Studienprogramm „Bildungsmanagement“

Ob E-Learning, PISA-Studie oder Unterrichtsgarantie: Der immer komplexer werdende Schulalltag stellt Dozent/-innen, Lehrer/-innen und Leitungskräfte in Bildungseinrichtungen vor neue Herausforderungen. Die Management School der Universität Kassel (UNIKIMS) bietet daher das Berufsbegleitende Studienprogramm „Bildungsmanagement“ an: In fünf Modulen erfahren angehende Schulleiter/-innen, aber auch Personen mit Führungsaufgaben in anderen Bildungseinrichtungen, wie eine Schule oder ein Bildungsbetrieb erfolgreich und nachhaltig geführt werden kann.
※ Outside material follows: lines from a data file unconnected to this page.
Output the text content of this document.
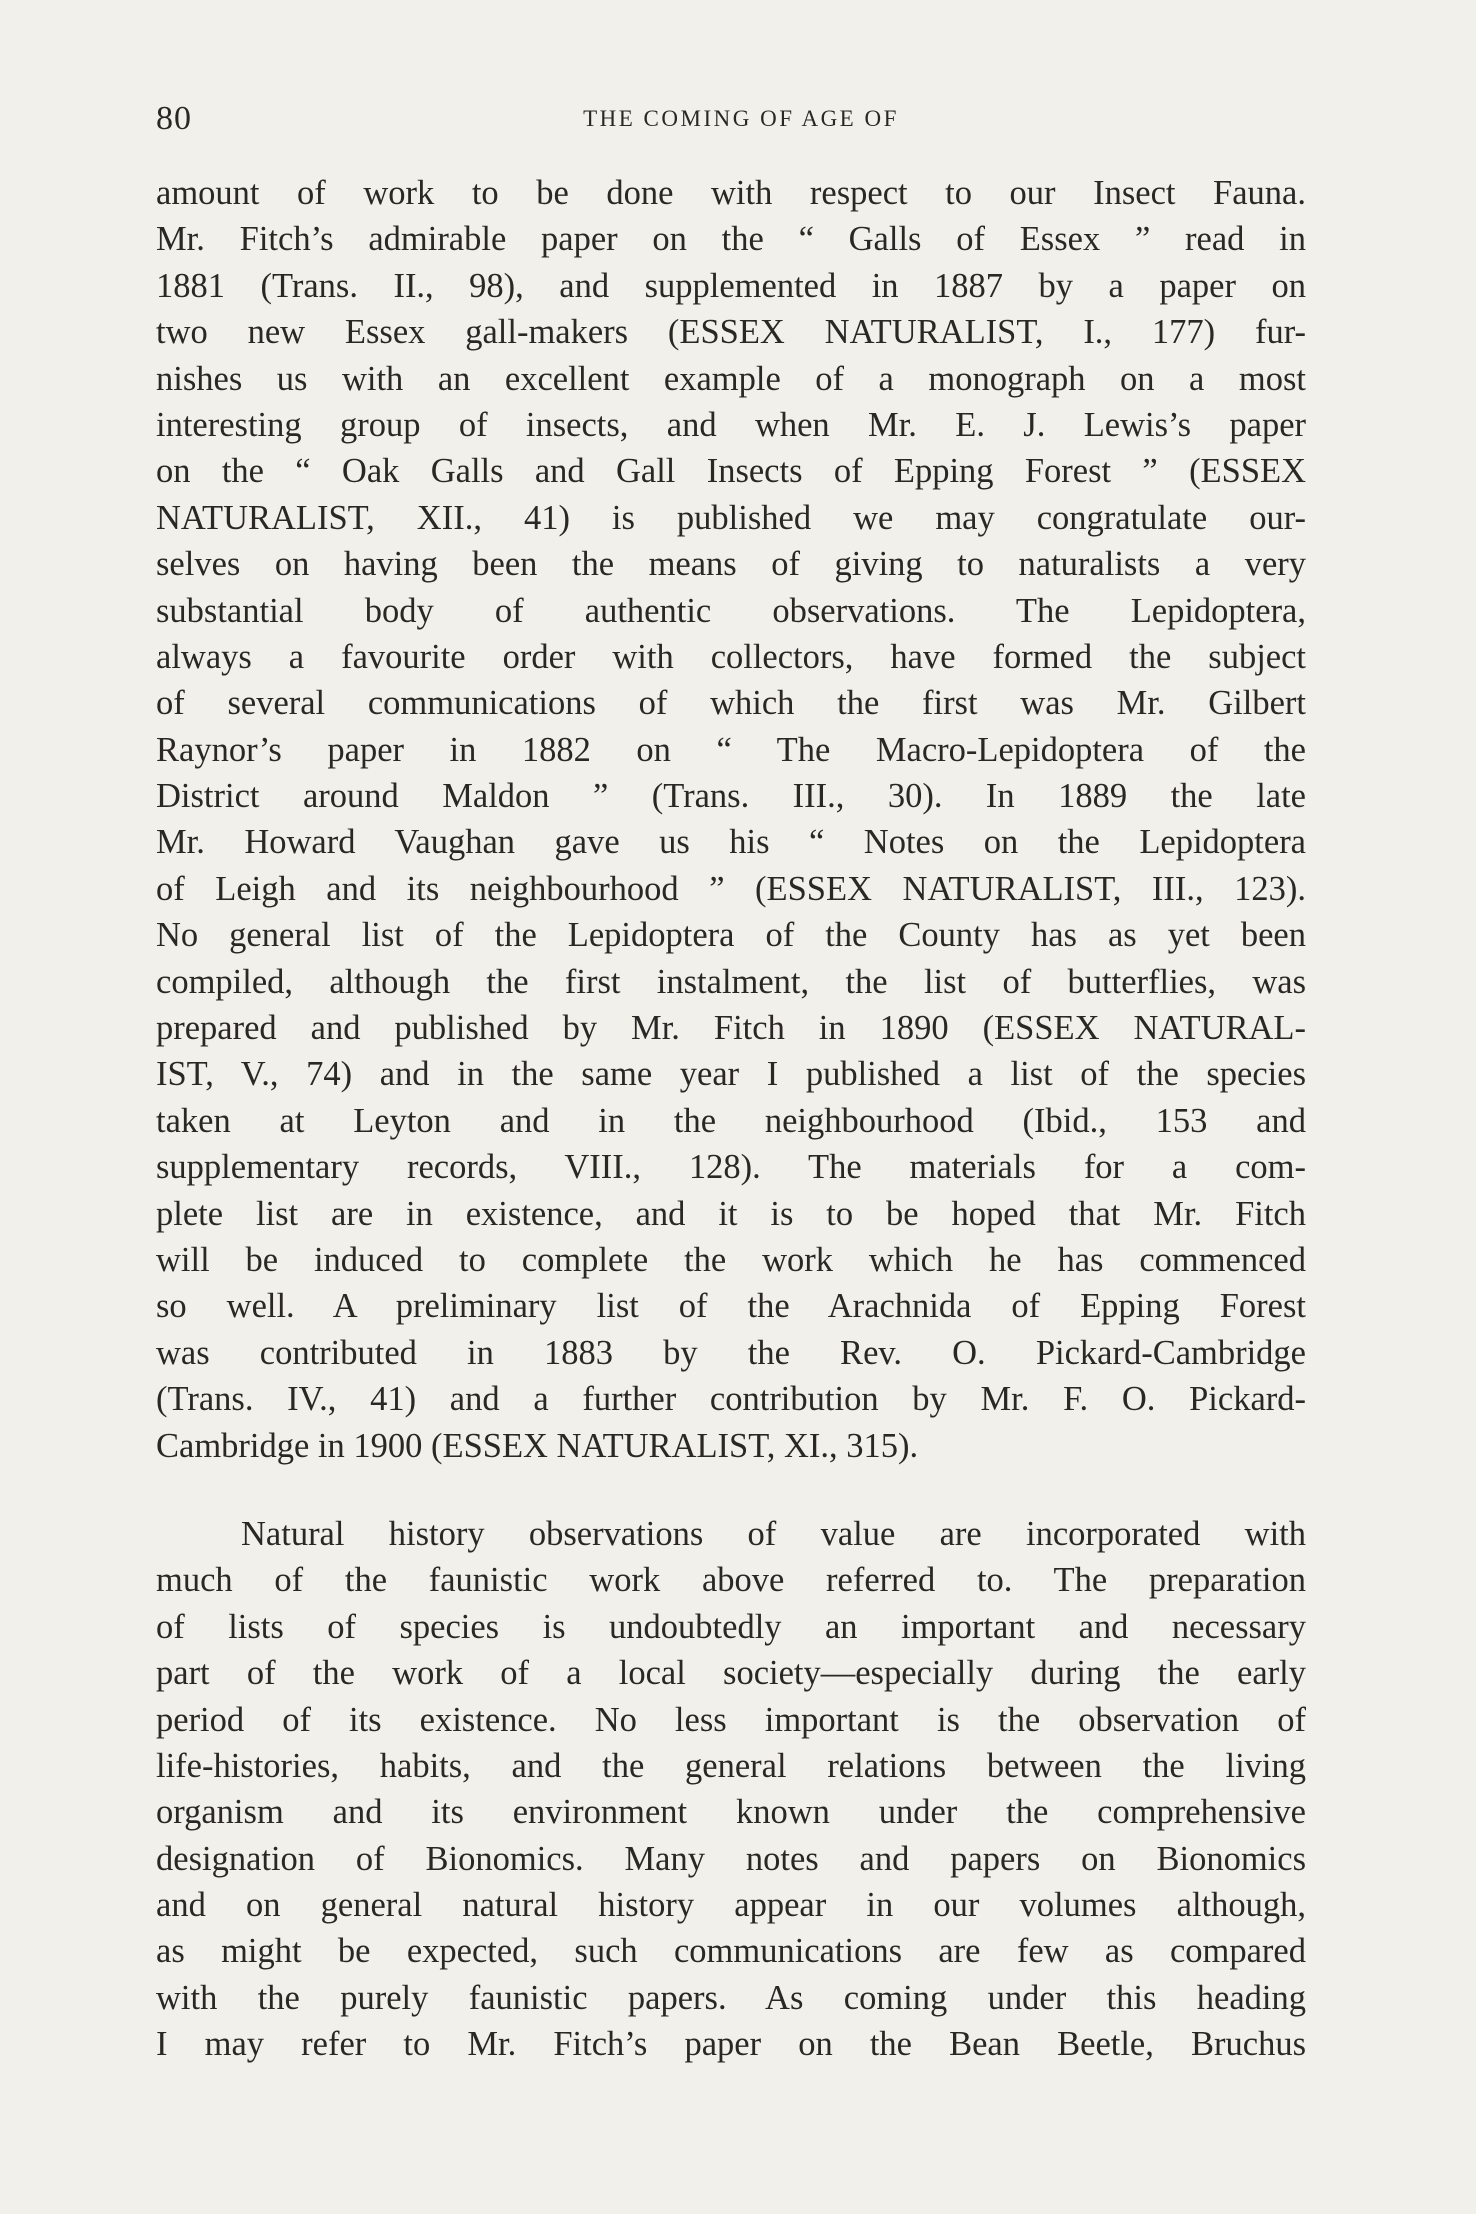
80	THE COMING OF AGE OF
amount of work to be done with respect to our Insect Fauna.
Mr. Fitch’s admirable paper on the “ Galls of Essex ” read in
1881 (Trans. II., 98), and supplemented in 1887 by a paper on
two new Essex gall-makers (ESSEX NATURALIST, I., 177) fur-
nishes us with an excellent example of a monograph on a most
interesting group of insects, and when Mr. E. J. Lewis’s paper
on the “ Oak Galls and Gall Insects of Epping Forest ” (ESSEX
NATURALIST, XII., 41) is published we may congratulate our-
selves on having been the means of giving to naturalists a very
substantial body of authentic observations. The Lepidoptera,
always a favourite order with collectors, have formed the subject
of several communications of which the first was Mr. Gilbert
Raynor’s paper in 1882 on “ The Macro-Lepidoptera of the
District around Maldon ” (Trans. III., 30). In 1889 the late
Mr. Howard Vaughan gave us his “ Notes on the Lepidoptera
of Leigh and its neighbourhood ” (ESSEX NATURALIST, III., 123).
No general list of the Lepidoptera of the County has as yet been
compiled, although the first instalment, the list of butterflies, was
prepared and published by Mr. Fitch in 1890 (ESSEX NATURAL-
IST, V., 74) and in the same year I published a list of the species
taken at Leyton and in the neighbourhood (Ibid., 153 and
supplementary records, VIII., 128). The materials for a com-
plete list are in existence, and it is to be hoped that Mr. Fitch
will be induced to complete the work which he has commenced
so well. A preliminary list of the Arachnida of Epping Forest
was contributed in 1883 by the Rev. O. Pickard-Cambridge
(Trans. IV., 41) and a further contribution by Mr. F. O. Pickard-
Cambridge in 1900 (ESSEX NATURALIST, XI., 315).
Natural history observations of value are incorporated with
much of the faunistic work above referred to. The preparation
of lists of species is undoubtedly an important and necessary
part of the work of a local society—especially during the early
period of its existence. No less important is the observation of
life-histories, habits, and the general relations between the living
organism and its environment known under the comprehensive
designation of Bionomics. Many notes and papers on Bionomics
and on general natural history appear in our volumes although,
as might be expected, such communications are few as compared
with the purely faunistic papers. As coming under this heading
I may refer to Mr. Fitch’s paper on the Bean Beetle, Bruchus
Zu den bearbeiteten Themen zählen beispielsweise Organisation, Personalführung, Qualitätssicherung oder Governance von Bildungseinrichtungen. Gleichzeitig werden die Teilnehmenden angeleitet, Netzwerke mit Verbänden, Vereinen und Beratungsstellen zu bilden.

Das Fernstudium „Bildungsmanagement“ garantiert Selbstbestimmtes Lernen – wann und an welchem Ort entscheidet der Teilnehmer. Zudem sind Dauer und Beginn des Studienprogramms frei wählbar. Die Kosten betragen zwischen 700 und 950 € je Modul. Eine Akkreditierung des Programms als Weiterbildungsmaster ist in Arbeit.

Weiterführende Informationen

Anmeldung: Christian Martin, Telefon 0561/8044544, E-Mail cmartin@uni-kassel.de

Koordination: Prof. Dr. Ute Clement (FB 07)
Weitere Beteiligte: Dr. Juliane Dieterich (FB 07), Carmen Kloft (LSA), Jan Langer (FB 07), Christian Martin (FB 07), Hans-Dieter Speier (HKM)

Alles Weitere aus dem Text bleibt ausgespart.